Per altri, invece, incredibilmente nati negli stessi anni, Billy Corgan è soltanto quello che faceva il bambino di Super Vicky (aka “Small Wonder”) una vecchia sitcom, incentrata su una bambina robot, che veniva trasmessa da Italia Uno negli stessi anni in cui il gruppo di Billy girava in heavy rotation su Mtv. Molto probabilmente fu proprio la concomitanza temporale delle due cose e una leggera somiglianza del viso a dare origine a questa leggenda metropolitana tutta italiana, che ovviamente è falsa come tutte le leggende metropolitane che spopolavano a quei tempi e in cui comunque tutti noi, non avendo una connessione internet veloce a portata di mano per sbugiardare il tutto, credevamo almeno un po’, da quella della cantante degli Aqua morta per inspiegabili motivi all’urlo nella notte di “Valerioooo”, il ragazzo che si era perso chissà dove (chiunque abbia frequentato un festival o un campeggio in quegli anni sa di cosa parlo).

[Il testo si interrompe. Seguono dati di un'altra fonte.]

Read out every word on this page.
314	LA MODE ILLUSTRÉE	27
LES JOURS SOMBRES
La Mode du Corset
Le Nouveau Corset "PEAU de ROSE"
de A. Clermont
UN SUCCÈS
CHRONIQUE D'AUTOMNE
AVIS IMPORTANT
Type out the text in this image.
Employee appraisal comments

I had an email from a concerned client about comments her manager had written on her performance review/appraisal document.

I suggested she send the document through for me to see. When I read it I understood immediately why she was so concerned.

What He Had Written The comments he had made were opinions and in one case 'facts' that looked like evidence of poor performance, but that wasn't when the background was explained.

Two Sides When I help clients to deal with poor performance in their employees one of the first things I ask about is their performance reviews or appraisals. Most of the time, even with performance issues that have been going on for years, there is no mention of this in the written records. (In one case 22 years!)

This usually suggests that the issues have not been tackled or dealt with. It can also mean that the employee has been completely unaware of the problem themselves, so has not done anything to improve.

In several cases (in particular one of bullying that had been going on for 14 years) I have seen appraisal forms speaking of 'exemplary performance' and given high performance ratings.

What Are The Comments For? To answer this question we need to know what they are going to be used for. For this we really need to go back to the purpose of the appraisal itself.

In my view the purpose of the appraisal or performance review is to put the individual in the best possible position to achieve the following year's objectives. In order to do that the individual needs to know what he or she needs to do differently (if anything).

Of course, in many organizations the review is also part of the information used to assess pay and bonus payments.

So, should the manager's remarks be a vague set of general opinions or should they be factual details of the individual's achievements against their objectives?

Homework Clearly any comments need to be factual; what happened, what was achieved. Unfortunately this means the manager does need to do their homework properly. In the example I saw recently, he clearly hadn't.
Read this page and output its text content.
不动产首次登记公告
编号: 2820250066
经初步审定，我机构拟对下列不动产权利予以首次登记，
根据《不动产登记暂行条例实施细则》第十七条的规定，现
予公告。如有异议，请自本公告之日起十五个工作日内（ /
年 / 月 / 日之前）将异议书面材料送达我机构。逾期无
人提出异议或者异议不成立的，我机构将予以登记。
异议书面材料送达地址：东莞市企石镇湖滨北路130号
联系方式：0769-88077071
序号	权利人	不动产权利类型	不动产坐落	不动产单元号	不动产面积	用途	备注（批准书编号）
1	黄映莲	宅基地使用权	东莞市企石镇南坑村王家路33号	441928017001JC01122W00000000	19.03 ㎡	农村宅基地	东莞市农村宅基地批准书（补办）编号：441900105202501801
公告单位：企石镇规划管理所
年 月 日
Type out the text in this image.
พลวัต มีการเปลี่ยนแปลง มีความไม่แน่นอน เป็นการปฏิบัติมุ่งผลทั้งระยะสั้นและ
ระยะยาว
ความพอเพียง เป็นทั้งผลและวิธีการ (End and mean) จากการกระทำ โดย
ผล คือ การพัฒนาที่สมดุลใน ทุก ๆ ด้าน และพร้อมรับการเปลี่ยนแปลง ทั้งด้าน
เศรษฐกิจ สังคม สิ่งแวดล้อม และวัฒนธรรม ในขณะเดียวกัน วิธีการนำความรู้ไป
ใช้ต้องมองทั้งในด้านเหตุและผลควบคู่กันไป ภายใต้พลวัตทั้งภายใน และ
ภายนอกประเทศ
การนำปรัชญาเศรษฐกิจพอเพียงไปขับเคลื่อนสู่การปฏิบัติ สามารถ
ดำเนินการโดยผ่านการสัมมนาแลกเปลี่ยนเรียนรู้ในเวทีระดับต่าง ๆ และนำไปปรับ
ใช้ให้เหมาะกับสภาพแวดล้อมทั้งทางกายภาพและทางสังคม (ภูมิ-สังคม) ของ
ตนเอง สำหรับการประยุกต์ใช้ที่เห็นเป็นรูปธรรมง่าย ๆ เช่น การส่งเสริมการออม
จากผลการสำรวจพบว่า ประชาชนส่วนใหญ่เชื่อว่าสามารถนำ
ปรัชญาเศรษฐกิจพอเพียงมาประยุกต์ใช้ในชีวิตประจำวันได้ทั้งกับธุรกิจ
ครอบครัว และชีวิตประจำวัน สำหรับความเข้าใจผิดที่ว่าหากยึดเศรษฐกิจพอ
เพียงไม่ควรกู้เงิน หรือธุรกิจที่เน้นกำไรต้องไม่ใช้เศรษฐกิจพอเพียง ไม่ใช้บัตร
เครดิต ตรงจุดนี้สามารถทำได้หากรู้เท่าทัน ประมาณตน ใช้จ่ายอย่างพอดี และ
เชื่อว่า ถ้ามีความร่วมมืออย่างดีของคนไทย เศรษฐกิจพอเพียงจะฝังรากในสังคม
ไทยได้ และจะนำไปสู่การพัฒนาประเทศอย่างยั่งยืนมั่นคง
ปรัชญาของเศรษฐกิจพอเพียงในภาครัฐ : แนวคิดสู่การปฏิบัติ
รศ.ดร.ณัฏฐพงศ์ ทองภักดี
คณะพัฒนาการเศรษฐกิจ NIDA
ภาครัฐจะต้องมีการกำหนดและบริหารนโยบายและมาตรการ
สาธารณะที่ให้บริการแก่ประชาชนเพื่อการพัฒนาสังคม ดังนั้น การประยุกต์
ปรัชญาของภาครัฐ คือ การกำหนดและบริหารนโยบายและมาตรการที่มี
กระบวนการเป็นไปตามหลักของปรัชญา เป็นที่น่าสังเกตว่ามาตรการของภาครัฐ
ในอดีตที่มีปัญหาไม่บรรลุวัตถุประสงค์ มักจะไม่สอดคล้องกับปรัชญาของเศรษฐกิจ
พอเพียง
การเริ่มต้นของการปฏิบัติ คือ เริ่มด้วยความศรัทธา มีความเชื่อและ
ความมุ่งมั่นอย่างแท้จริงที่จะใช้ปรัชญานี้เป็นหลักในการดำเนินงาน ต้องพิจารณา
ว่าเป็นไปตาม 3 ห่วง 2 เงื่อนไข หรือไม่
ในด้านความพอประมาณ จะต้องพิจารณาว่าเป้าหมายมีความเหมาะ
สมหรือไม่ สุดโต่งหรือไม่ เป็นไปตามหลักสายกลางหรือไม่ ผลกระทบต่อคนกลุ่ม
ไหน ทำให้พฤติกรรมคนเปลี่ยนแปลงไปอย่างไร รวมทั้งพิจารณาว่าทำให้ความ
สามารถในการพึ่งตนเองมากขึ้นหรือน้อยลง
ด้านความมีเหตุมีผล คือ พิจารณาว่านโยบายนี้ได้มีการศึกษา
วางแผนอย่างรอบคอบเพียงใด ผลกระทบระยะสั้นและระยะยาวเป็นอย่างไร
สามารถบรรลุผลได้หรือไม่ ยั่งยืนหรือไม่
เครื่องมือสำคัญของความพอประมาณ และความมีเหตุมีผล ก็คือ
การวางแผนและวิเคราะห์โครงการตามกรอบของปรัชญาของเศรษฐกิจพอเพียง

Ad ogni modo non ho idea di come sia finito a parlare di queste cose. O forse sì, in fondo lo so. Perché in fondo al (pro)fondo, la musica degli Smashing Pumpkins è stata per noi come un atto di fede. Una religione – con tanto di abito da cerimonia ufficiale rappresentato dalla maglietta con la scritta “Zero” argentata – in cui credere ciecamente. Passavamo le nottate intere a cercare di tradurre i testi delle loro canzoni, che erano come le Sacre Scritture, interrogandoci sui possibili significati, sui giochi di parole (chi è Mellon Collie? non è nessuno e siamo tutti noi, è la nostra Melan-choly) o sui vari riferimenti, personali e non, che non eravamo sempre in grado di cogliere [1]. Ma anche quando non capivamo non aveva importanza perché “c’è un sentimento che va oltre le parole”. Avevamo la totale fiducia in qualcosa che non sapevamo neanche bene cosa fosse. Eravamo pronti a credere in qualcosa con la certezza assoluta di chi non ha nessuna certezza, che “il tempo non è mai tempo” e “l’impossibile è possibile”, se non sempre almeno stanotte (“time is never time at all”, “the impossible is possible tonight”, “and you know you’re never sure but you’re sure you could be right” – da Tonight Tonight). Eravamo convinti di poter estrarre da quelle liriche la persona che ci avrebbe consolato e amato strappandola dalle braccia del sonno e del sogno (I need someone to ease my mind/ but sometimes a someone is so hard to find/ and i’ll do anything to keep her here tonite/ and i’ll say anything to make her feel alright/ and i’ll be anything to keep her here tonite – da In The Arms of Sleep) proprio come in Video Girl Ai Yota Moteuchi riesce a estrarre dal televisore la ragazza di cui ha bisogno perché è puro di cuore. Pronti a credere nell’amore assoluto e a non arrenderci davanti alla sua sparizione, a cercarlo giorno e notte in mezzo al freddo e al gelo, a salire la scala di vetro dei dolori passati per arrivare fino in cima e riportarlo di nuovo a casa, fra le nostre di braccia.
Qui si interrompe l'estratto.